Оленька

Наблюдателъ
-- Давай, Оленька, пей! Пей, малышка моя дорогая! Во-от так! Давай, за маму, пей, пей, за дедушку! Тебе сейчас водичка, как цветочку нужна. Для растущего и развивающегося твоего организма она жизненно необходима. Как цветочек корешками своими водичку впитывает, так и ты должна водичку пить! Ложечка за маму, ложечка за кузину, ложечка за тетю! Ну давай, же, пей, пей не отвлекайся! Ложечка за папу... ой, нет, за ублюдка этого мерзкого лучше пить не надо, а то поперхнешься еще! Ты теперь все, что у меня от него осталось! Куртку его кожанную дурацкую я вышвырнула давно уже, письма его, диски его, плейеры его -- все на помойку отправилось! Только ты осталась. Ты, цветок любви нашей окаянной... Нет у тебя папы! Понимаешь?! Нету! Я тебе за папу и за маму! И лучше любого дурацкого папы я тебе буду! И заботиться о тебе лучше буду и кормить тебя и поить.
   
     Вот та-ак, молодец. Ты посидишь полчасика одна дома? Ты ведь большая уже? Мне только друга с вокзала забрать надо. Давно мы с ним не виделись, года уж три как. Он и не видел тебя никогда, но знает, что ты у меня есть. Он последний раз меня с отцом горемычным твоим видел, у меня на дне рождения, до всего еще, до выходки его мерзкой, до слов его пустых, до дел его предательских. Ну да Бог с ним, нет его у тебя и никогда не было! Так проживем. Не нужны мы никому, все от нас отвернулись... Бегут от нас с тобой мужики, все бегут! Вроде замаячит какой на горизонте, но долго не задерживается. Мы с тобой словно прокаженные. Ну да ладно, пошла я...
   
     А ты будь умницей, веди себя хорошо и мамочка скоро вернется. С другом своим познакомит. Он хороший, не то, что отец твой паршивый. Если повезет, то он твоим новым папой станет! Настоящим, не то что эта мразь-отец твой. Любить нас будет, заботиться о нас. А не будет, так и не надо! И так проживем! Жили же как-то и дальше будем! Не нужен нам, в общем-то, никто! И меньше всего папашка твой! Всегда гадом был, даже уже в детстве, но сейчас и подавно. Потому и прогнала я его. Потому и забыла, выкинула, вышвырнула его из памяти, не думаю о нем больше и не вспоминаю. За все три года ни разу не вспомнила.
   
     Ой, а тепло тебе?

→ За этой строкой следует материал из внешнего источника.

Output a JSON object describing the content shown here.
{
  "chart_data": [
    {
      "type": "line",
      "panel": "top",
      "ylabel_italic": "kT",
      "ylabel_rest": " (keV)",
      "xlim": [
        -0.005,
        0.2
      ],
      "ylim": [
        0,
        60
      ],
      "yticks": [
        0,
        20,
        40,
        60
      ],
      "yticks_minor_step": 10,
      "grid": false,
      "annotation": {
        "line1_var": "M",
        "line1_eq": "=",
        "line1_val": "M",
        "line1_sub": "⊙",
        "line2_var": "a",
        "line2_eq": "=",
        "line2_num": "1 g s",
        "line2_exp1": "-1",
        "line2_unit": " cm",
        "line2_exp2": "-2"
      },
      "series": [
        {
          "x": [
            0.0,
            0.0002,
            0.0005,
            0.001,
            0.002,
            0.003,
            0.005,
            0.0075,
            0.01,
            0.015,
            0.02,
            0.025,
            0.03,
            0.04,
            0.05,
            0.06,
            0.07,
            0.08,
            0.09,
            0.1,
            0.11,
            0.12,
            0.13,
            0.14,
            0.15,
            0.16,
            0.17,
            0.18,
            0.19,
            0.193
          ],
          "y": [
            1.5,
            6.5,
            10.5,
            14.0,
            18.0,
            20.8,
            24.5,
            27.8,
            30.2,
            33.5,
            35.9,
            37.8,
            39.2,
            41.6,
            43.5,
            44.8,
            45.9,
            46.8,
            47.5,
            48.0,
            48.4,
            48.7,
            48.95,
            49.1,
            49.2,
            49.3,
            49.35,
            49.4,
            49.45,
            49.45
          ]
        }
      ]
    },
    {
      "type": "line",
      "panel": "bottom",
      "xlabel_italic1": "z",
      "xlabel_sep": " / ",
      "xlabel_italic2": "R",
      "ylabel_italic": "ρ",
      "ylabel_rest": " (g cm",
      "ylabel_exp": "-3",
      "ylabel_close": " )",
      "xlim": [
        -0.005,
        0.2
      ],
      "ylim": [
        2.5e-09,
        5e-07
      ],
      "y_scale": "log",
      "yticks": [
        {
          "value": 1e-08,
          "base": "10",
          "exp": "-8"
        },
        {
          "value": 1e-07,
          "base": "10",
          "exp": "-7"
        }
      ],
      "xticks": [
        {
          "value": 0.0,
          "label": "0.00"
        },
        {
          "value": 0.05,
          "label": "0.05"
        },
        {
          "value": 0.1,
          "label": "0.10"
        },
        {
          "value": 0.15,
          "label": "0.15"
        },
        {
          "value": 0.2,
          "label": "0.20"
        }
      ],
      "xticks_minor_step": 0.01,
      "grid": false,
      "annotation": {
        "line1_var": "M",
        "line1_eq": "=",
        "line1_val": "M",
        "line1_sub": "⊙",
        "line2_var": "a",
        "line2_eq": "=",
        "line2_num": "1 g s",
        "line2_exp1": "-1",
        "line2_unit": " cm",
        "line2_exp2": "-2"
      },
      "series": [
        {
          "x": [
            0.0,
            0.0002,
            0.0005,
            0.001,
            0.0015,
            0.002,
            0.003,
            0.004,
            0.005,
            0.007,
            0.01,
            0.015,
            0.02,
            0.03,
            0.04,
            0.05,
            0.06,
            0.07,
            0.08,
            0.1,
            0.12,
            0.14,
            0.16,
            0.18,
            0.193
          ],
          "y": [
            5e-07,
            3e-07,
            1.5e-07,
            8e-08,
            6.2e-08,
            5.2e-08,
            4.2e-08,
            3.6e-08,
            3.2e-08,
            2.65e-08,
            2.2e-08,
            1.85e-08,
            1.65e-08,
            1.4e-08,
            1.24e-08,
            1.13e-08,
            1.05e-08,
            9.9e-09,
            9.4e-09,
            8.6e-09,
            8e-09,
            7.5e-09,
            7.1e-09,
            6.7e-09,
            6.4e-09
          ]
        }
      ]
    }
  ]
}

Не просквозит тебя здесь у самого окна? Давай-ка закрою, зима ж на дворе. Но пойми, тебе нужен свежий воздух, мы ж с тобой не можем гулять. Не поймут нас люди, если я с тобой в колясочке на улице выйду. Засмеют. Всю душу изгадят. Так и стоит наша коляскочка у подъезда, никому не нужная. Один раз вывела я тебя гулять, все, не могу больше, сил моих нет! Мы уж как-нибудь так, у окна погуляем. Ведь нету у меня ни мужа, ни жениха, только ты и есть! Злые они, люди эти! Были бы добрые, давно бы уже папашку твоего за содеяное на части разорвали! Четвертовали! Колесовали! Камнями бы до смерти побили! Ан нет, живет гад на белом свете! Живет припиваючи. И семья у него теперь есть и всё. Суда на него только нету за содеянное! И как таких только земля выносит.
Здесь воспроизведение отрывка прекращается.